К этому же ряду относится и «Шарманщик» Анненского (из В. Мюллера, музыка Шуберта): «…По снегу да босый Еле бродит дед, – На его тарелке Ни копейки нет…»; а характерные для него зачины откликаются еще у Межирова («Что-то дует в щели, Холодно в дому. Подошли метели К сердцу моему…») и у А. Наймана («Губы дуют в наледь, На стекле глазок…»).
В первое лицо переводится этот скорбный быт у Сурикова: «Эх, не троньте! С горя Запил, братцы, я.
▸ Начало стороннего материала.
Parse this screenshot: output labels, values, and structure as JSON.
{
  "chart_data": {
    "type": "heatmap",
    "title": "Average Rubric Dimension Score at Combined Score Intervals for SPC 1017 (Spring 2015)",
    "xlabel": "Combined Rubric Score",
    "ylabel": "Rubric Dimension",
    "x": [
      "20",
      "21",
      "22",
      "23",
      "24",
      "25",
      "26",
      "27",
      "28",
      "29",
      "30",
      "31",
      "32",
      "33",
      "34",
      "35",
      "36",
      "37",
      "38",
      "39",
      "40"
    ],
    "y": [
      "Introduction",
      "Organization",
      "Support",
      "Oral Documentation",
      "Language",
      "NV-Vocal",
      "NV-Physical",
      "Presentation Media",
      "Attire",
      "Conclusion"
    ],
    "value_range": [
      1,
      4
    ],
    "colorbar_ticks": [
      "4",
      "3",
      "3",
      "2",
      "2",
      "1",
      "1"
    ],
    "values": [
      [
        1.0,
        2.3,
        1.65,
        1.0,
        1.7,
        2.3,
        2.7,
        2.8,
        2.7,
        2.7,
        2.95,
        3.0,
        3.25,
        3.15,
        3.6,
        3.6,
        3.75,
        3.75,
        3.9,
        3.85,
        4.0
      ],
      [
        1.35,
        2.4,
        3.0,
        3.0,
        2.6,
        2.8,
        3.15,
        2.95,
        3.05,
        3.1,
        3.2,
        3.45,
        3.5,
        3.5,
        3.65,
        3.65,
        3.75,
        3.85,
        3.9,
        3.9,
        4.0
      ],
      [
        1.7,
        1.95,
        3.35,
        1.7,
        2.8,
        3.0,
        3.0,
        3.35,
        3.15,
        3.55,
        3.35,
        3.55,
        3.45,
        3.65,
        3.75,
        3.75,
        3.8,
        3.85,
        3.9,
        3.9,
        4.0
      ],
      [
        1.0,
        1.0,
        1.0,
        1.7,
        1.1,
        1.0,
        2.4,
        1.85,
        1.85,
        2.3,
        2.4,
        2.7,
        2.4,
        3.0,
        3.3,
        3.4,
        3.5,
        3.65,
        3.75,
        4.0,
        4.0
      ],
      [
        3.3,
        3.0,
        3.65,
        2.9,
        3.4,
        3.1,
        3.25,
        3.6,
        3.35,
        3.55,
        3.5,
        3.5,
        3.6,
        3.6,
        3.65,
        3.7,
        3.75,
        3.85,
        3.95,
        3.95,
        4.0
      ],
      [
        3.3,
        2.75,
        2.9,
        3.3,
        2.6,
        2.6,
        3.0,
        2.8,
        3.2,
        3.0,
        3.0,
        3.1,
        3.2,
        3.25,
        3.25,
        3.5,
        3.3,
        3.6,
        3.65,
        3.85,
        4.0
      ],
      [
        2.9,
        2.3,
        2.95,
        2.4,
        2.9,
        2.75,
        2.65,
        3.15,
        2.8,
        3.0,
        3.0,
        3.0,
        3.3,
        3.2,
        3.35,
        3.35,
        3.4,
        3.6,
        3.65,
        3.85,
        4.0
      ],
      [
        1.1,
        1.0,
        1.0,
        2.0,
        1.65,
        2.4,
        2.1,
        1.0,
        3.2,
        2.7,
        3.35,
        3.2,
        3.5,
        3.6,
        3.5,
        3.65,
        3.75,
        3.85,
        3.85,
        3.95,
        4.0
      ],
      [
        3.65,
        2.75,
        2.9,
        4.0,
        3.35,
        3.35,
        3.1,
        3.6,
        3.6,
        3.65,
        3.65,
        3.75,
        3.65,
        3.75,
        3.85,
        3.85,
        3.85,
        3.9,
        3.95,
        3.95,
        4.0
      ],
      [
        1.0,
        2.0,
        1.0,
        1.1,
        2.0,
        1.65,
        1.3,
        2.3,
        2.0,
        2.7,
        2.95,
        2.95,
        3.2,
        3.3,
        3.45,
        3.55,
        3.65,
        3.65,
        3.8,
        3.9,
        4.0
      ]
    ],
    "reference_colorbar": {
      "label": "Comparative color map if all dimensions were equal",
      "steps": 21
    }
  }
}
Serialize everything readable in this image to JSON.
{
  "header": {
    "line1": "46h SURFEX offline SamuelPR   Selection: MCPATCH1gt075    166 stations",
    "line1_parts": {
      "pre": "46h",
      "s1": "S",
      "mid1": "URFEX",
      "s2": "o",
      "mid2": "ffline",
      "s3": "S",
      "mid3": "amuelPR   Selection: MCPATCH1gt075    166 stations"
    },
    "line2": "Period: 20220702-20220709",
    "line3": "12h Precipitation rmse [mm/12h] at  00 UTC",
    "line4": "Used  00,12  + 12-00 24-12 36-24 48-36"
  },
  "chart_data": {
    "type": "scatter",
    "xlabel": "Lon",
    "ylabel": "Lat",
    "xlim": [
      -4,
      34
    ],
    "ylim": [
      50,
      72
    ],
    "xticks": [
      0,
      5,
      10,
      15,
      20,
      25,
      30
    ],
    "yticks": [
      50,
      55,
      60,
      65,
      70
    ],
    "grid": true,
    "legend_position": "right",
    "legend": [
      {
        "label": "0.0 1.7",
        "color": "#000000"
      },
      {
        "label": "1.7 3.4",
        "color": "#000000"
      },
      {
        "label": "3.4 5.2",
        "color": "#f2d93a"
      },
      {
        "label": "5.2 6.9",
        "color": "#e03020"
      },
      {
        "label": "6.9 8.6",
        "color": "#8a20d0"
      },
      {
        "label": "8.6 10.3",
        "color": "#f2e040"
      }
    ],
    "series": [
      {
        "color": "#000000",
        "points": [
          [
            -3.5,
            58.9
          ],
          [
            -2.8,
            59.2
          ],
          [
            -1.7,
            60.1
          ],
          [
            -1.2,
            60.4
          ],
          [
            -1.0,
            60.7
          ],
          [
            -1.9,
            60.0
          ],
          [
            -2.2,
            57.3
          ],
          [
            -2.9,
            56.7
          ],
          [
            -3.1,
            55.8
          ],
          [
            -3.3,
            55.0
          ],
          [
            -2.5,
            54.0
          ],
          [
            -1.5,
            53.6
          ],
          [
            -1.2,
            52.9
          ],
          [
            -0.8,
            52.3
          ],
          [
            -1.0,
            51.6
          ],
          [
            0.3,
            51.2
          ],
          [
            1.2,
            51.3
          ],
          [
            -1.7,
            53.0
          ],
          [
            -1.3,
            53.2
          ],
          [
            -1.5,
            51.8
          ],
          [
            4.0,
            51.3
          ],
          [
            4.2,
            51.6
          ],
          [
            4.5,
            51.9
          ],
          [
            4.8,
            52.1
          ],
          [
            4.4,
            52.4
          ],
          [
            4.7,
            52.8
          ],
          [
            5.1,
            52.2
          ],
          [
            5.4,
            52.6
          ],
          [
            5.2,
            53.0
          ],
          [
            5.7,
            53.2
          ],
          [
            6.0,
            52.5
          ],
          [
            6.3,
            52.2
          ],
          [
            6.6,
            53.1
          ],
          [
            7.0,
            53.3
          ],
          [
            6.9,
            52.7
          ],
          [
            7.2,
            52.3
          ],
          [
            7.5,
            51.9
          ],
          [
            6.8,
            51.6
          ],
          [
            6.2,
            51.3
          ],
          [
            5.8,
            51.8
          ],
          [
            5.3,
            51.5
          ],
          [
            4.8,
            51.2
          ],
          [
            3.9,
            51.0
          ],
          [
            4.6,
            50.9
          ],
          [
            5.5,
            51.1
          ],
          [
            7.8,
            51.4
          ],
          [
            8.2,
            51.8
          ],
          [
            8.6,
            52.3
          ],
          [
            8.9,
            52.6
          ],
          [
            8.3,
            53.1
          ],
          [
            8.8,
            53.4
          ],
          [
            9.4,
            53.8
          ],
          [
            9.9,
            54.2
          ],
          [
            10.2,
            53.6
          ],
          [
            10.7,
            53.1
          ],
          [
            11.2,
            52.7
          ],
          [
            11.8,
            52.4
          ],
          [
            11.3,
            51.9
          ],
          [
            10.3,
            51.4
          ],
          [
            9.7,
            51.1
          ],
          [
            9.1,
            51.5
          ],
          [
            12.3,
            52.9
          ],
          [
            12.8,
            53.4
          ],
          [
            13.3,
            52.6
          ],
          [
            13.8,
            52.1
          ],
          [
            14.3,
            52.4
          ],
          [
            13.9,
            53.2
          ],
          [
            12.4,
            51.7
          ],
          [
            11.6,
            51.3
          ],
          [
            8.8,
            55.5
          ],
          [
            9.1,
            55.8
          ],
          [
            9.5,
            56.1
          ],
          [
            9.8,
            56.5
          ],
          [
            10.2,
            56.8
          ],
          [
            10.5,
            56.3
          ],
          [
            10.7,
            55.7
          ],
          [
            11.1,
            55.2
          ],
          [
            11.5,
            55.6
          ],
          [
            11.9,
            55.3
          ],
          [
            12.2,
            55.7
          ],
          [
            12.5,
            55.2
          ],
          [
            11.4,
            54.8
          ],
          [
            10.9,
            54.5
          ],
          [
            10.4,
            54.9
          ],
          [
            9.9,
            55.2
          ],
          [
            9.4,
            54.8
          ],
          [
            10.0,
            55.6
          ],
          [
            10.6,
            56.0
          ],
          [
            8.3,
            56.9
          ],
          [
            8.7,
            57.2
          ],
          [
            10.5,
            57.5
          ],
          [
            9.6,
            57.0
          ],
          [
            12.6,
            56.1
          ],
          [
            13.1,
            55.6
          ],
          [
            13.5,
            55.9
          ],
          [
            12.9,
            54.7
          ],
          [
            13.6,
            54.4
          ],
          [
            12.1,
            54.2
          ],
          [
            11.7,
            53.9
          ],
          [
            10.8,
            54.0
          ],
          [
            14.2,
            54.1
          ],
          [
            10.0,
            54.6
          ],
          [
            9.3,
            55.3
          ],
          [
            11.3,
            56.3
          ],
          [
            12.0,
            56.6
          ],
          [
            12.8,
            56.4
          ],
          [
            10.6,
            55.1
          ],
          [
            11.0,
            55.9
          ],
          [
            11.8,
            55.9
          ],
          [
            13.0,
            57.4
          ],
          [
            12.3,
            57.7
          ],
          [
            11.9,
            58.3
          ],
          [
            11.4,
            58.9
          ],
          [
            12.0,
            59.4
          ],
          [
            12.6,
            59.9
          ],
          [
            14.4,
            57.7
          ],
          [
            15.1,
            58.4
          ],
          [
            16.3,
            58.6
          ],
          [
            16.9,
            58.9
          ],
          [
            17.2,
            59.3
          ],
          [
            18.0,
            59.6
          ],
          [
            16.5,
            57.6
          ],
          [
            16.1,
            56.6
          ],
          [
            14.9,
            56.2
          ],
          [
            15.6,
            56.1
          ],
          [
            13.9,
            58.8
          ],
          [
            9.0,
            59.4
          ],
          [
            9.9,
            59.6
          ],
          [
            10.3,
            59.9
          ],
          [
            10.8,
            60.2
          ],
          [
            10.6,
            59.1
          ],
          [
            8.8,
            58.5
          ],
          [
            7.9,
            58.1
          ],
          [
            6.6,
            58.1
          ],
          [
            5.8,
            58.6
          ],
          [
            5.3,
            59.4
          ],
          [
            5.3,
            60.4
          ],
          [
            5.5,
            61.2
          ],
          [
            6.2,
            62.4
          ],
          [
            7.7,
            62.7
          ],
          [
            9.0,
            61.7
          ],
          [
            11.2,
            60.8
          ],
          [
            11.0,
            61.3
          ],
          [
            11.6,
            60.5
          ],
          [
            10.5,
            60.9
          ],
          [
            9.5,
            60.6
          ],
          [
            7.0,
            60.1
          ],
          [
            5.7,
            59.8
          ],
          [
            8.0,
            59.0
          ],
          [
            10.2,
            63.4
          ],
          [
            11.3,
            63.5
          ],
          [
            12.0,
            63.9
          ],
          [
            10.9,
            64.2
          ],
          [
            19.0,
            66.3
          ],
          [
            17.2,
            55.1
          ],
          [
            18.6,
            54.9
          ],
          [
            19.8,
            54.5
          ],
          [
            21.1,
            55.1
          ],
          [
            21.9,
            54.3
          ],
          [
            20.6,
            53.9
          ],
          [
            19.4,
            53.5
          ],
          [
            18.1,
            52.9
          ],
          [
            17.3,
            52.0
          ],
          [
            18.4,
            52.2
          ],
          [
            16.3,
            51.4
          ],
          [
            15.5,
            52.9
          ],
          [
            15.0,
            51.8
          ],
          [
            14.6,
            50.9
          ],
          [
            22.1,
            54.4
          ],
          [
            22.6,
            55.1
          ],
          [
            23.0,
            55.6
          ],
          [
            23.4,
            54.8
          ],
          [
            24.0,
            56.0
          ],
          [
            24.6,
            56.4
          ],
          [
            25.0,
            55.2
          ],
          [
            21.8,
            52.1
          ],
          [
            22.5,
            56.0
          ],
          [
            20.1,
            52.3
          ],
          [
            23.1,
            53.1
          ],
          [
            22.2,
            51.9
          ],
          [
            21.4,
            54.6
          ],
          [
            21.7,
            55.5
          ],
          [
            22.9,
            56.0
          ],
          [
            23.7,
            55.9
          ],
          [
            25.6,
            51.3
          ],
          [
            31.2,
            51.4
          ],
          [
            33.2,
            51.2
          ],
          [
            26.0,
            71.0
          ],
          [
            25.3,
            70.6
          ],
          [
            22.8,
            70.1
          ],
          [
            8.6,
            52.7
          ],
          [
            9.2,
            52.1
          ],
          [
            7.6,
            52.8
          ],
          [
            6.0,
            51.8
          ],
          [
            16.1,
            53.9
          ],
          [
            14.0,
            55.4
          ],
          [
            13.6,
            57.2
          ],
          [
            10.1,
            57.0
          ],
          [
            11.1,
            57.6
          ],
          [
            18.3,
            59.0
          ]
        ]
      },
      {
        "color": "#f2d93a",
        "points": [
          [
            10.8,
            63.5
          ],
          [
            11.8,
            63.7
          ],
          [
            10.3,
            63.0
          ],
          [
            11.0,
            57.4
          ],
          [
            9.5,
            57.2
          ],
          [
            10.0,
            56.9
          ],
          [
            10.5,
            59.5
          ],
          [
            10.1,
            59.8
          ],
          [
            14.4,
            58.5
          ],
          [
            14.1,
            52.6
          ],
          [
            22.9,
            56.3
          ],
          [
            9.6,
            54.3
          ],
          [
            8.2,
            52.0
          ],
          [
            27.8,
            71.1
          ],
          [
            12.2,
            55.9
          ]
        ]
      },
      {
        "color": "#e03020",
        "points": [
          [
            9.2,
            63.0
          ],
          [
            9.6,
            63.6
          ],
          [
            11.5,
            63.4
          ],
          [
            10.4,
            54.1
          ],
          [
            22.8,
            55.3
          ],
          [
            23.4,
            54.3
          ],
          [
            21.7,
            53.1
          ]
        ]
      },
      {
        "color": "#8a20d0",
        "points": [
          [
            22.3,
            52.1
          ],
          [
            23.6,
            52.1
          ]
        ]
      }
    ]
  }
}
Эх ты, доля, доля Горькая моя!..» (и т. д., об измене жены); у Дрожжина: «От тоски-кручины Истомился я: Где ты, золотая Молодость моя…» (и т. д., о первой любви). Из сельских декораций в городские переносится он у Минаева: «…Ты лежишь больная, Не сомкнешь очей; Я сижу, не зная Сна уж пять ночей…». Любопытно у Дрожжина почти механическое смешение всех эмоций в устоявшейся интонации: «Избы застилает И туман и мгла, Грустно завывает Ветер вдоль села. Бодро воротились С поля мужики, Ярко засветились В избах огоньки. По задворью льется Песня и тоской Далеко несется, Плачет над рекой». Любопытна и попытка уйти от сюжета в чистый лиризм: «Ох, сгори, кручина, Ты навеки сгинь…», кончающаяся хорошо знакомым образом: «Дай за все терпенье Хоть на склоне лет Мне успокоенье От гнетущих бед».
У Сурикова («Солнце утомилось, Ходя день-деньской…») и у Дрожжина («Вечерняя песня», 1886) появляется «песня вдалеке», пришедшая от Никитина («Ярко звезд мерцанье…»). В суриковском «Утре» перефразируется (из другого хореического размера) никитинское «Утро на берегу озера» – «Сквозь тростник высокий Озеро глядит». У Дрожжина в характерном восьмистишии на лермонтовский образец наслаиваются и плещеевские, и суриковские мотивы: «За кустами тени На траву легли, И блеснула зорька Ясная вдали. Кончена тревога Прожитого дня, Улеглись печали В сердце у меня». Иногда словесные совпадения с прежними поэтами бывают удивительны: суриковская огнистая «облаков гряда» возвращает нас к Шкляревскому (которого Суриков заведомо не читал), а дрожжинское «Детство золотое, Грустно ты прошло!» звучит калькой с «Песни» Д. Сушкова («Раут», 2, 1852) – «Годы молодые, Скоро вы прошли!» Это ритмико-синтаксическое однообразие порождается, конечно, тесными рамками нашего размера; подробнее об этом будет речь ниже (см. Приложение, с. 76–86).